Expertiseà What have they done?

  • She has written for The New York Times, The Daily Beast, The Wall Street Journal, Salon, Marvels & Wonders, Travel and Leisure, and Metropolis, among other publications.
  • Since the book, she has spoken about taxidermy and other topics at Yale, Harvard, The American Museum of Natural History, The Museum of Arts and Design, the Los Angeles County Museum of Natural History, the Kemper Museum of Contemporary Art, and at literary events, conferences, and book festivals

credibility of writing the book à background

  • I’m an author and journalist with wide-ranging experience as a public speaker.
  • My interdisciplinary approach to culture has led me to write in-depth profiles of artists, artisans, inventors, and others whose work and passions speak to society at large.

Where the story has also appeared

  • Melissa’s first book, it was selected as an Amazon Best Book of the Month and received praise from The New Yorker, The New York Times, People, The Washington Post, The Chicago Tribune, The Boston Globe, and Publisher’s Weekly, among others.

Style – investigative and to find out what about and tries it out

  • Milgrom’s writing about popular culture, subcultures, and people with eccentric areas of expertise has appeared


3 Authors purpose to write this. Why did she write this book? What did she hope to accomplish?
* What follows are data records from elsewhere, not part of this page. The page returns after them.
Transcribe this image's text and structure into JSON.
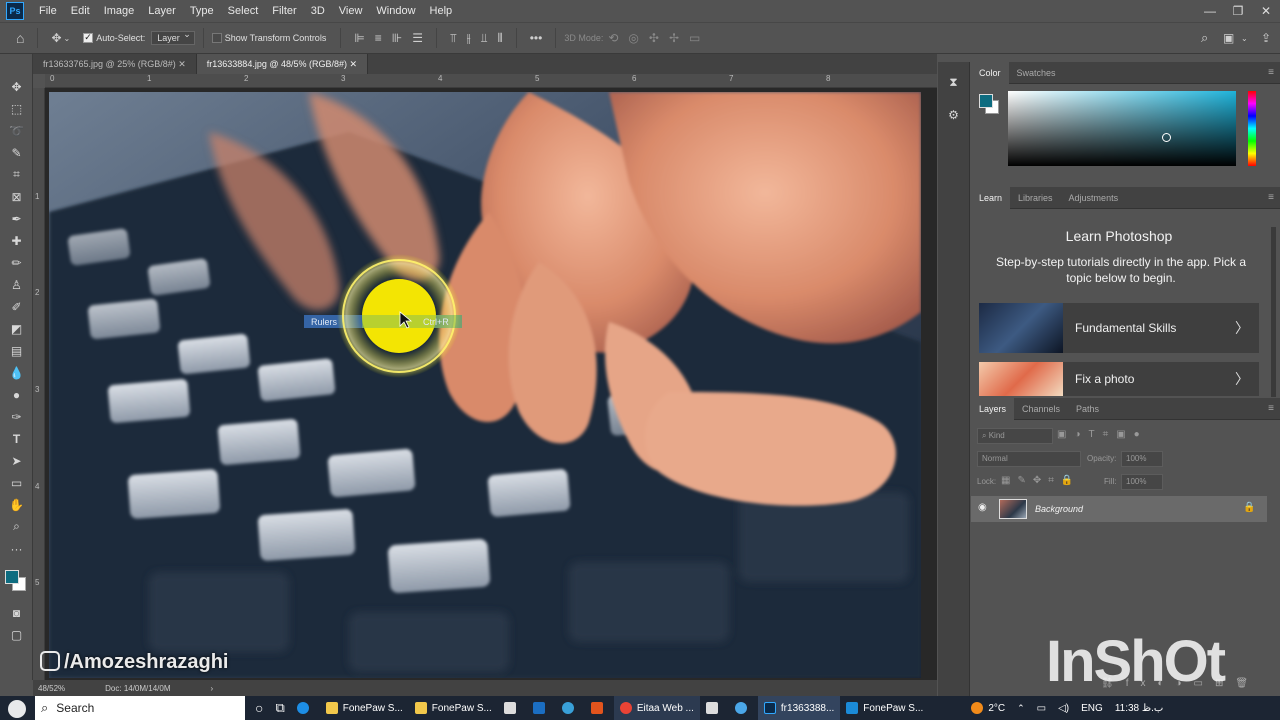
{
  "app": {
    "logo_text": "Ps",
    "menus": [
      "File",
      "Edit",
      "Image",
      "Layer",
      "Type",
      "Select",
      "Filter",
      "3D",
      "View",
      "Window",
      "Help"
    ],
    "window_controls": [
      "—",
      "❐",
      "✕"
    ]
  },
  "options_bar": {
    "auto_select_label": "Auto-Select:",
    "auto_select_checked": true,
    "auto_select_target": "Layer",
    "show_transform_label": "Show Transform Controls",
    "show_transform_checked": false,
    "mode_label": "3D Mode:"
  },
  "tabs": [
    {
      "label": "fr13633765.jpg @ 25% (RGB/8#)",
      "active": false
    },
    {
      "label": "fr13633884.jpg @ 48/5% (RGB/8#)",
      "active": true
    }
  ],
  "ruler_top_labels": [
    "0",
    "1",
    "2",
    "3",
    "4",
    "5",
    "6",
    "7",
    "8"
  ],
  "ruler_left_labels": [
    "1",
    "2",
    "3",
    "4",
    "5"
  ],
  "context_menu": {
    "item": "Rulers",
    "shortcut": "Ctrl+R"
  },
  "status": {
    "zoom": "48/52%",
    "doc": "Doc: 14/0M/14/0M"
  },
  "color_panel": {
    "tabs": [
      "Color",
      "Swatches"
    ],
    "foreground": "#0e6c80",
    "background": "#ffffff",
    "hue_color": "#1fb3da"
  },
  "learn_panel": {
    "tabs": [
      "Learn",
      "Libraries",
      "Adjustments"
    ],
    "title": "Learn Photoshop",
    "description": "Step-by-step tutorials directly in the app. Pick a topic below to begin.",
    "cards": [
      {
        "label": "Fundamental Skills"
      },
      {
        "label": "Fix a photo"
      }
    ]
  },
  "layers_panel": {
    "tabs": [
      "Layers",
      "Channels",
      "Paths"
    ],
    "filter_placeholder": "Kind",
    "blend_mode": "Normal",
    "opacity_label": "Opacity:",
    "opacity_value": "100%",
    "lock_label": "Lock:",
    "fill_label": "Fill:",
    "fill_value": "100%",
    "layers": [
      {
        "name": "Background",
        "visible": true,
        "locked": true
      }
    ]
  },
  "watermark": {
    "channel": "/Amozeshrazaghi",
    "brand": "InShOt"
  },
  "taskbar": {
    "search_placeholder": "Search",
    "apps": [
      "FonePaw S...",
      "FonePaw S...",
      "Eitaa Web ...",
      "fr1363388...",
      "FonePaw S..."
    ],
    "weather": "2°C",
    "language": "ENG",
    "clock": "11:38 ب.ظ"
  }
}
  • Yknow I wish I knew why she wanted to write this book, but I looked at her linkedin, her website, and facebook. But she doesn’t have anything written down as to why she wanted to write this book or what she hopes to accomplish.
  • My idea is that she wanted to write this book to give people a different perspective on taxidermy without putting her own opinion into this piece. She never said ‘I dislike…’ or ‘I like…’ or ‘I think…’, she just gave the facts and wrote what she saw.
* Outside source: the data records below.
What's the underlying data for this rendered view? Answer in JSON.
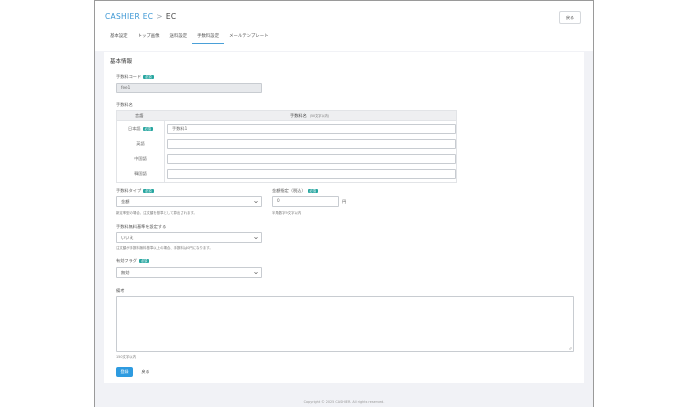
{
  "header": {
    "brand": "CASHIER EC",
    "separator": ">",
    "section": "EC",
    "back_label": "戻る"
  },
  "tabs": [
    {
      "label": "基本設定",
      "active": false
    },
    {
      "label": "トップ画像",
      "active": false
    },
    {
      "label": "送料設定",
      "active": false
    },
    {
      "label": "手数料設定",
      "active": true
    },
    {
      "label": "メールテンプレート",
      "active": false
    }
  ],
  "form": {
    "title": "基本情報",
    "fee_code": {
      "label": "手数料コード",
      "badge": "必須",
      "value": "fee1"
    },
    "fee_name": {
      "label": "手数料名",
      "col_language": "言語",
      "col_name": "手数料名",
      "col_name_hint": "(50文字以内)",
      "rows": [
        {
          "lang": "日本語",
          "badge": "必須",
          "value": "手数料1"
        },
        {
          "lang": "英語",
          "value": ""
        },
        {
          "lang": "中国語",
          "value": ""
        },
        {
          "lang": "韓国語",
          "value": ""
        }
      ]
    },
    "fee_type": {
      "label": "手数料タイプ",
      "badge": "必須",
      "value": "金額",
      "help": "新定率型の場合、注文額を基準として算出されます。"
    },
    "amount": {
      "label": "金額指定（税込）",
      "badge": "必須",
      "value": "0",
      "unit": "円",
      "help": "半角数字9文字以内"
    },
    "threshold": {
      "label": "手数料無料基準を設定する",
      "value": "いいえ",
      "help": "注文額が手数料無料基準以上の場合、手数料は0円になります。"
    },
    "active_flag": {
      "label": "有効フラグ",
      "badge": "必須",
      "value": "無効"
    },
    "note": {
      "label": "備考",
      "value": "",
      "help": "150文字以内"
    },
    "submit_label": "登録",
    "back_label": "戻る"
  },
  "footer": {
    "copyright": "Copyright © 2025 CASHIER. All rights reserved."
  }
}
4 Explain how they did the book

  • What methods; reporting, interviewing, observation, research, and participation
    • all of the above:
      • Reporting=telling the reader
      • Interviewing=asking questions and learning stories
      • Observation=watching people at the hotel and explaining things
      • Research=goes into depth on why taxidermy is a thing
      • Participation=stuffing her own squirrel
    • What was the most important accomplishing what they wanted to do?
      • Taxidermy isn’t stuffing an animal, they aren’t making stuffed animals they are making art.
    • Consider author’s perspective: are they objective or depend on opinion or subjective observations?
      • Subjective observation; isn’t everything subjective.


5 Is the author emotionally involved with the story or is it just another news story?

  • Emotionally involved because she created connections with these people.


6 Your reactions

Taxidermy is weird; I still really don’t get it, but maybe that’s because I don’t hunt. But I do have a better understanding of why people do it now because I’ve read this book.


Want cohesive paragraphs? Don’t want bullet points? Want complete thoughts?

I want sleep and my body not to hate me. I’m a wreck and this is not as good as it could be, but something better is gonna happen!


  1. It’s a bit unusual for students to provide stream of consciousness notes.
    What have I been missing all these years?!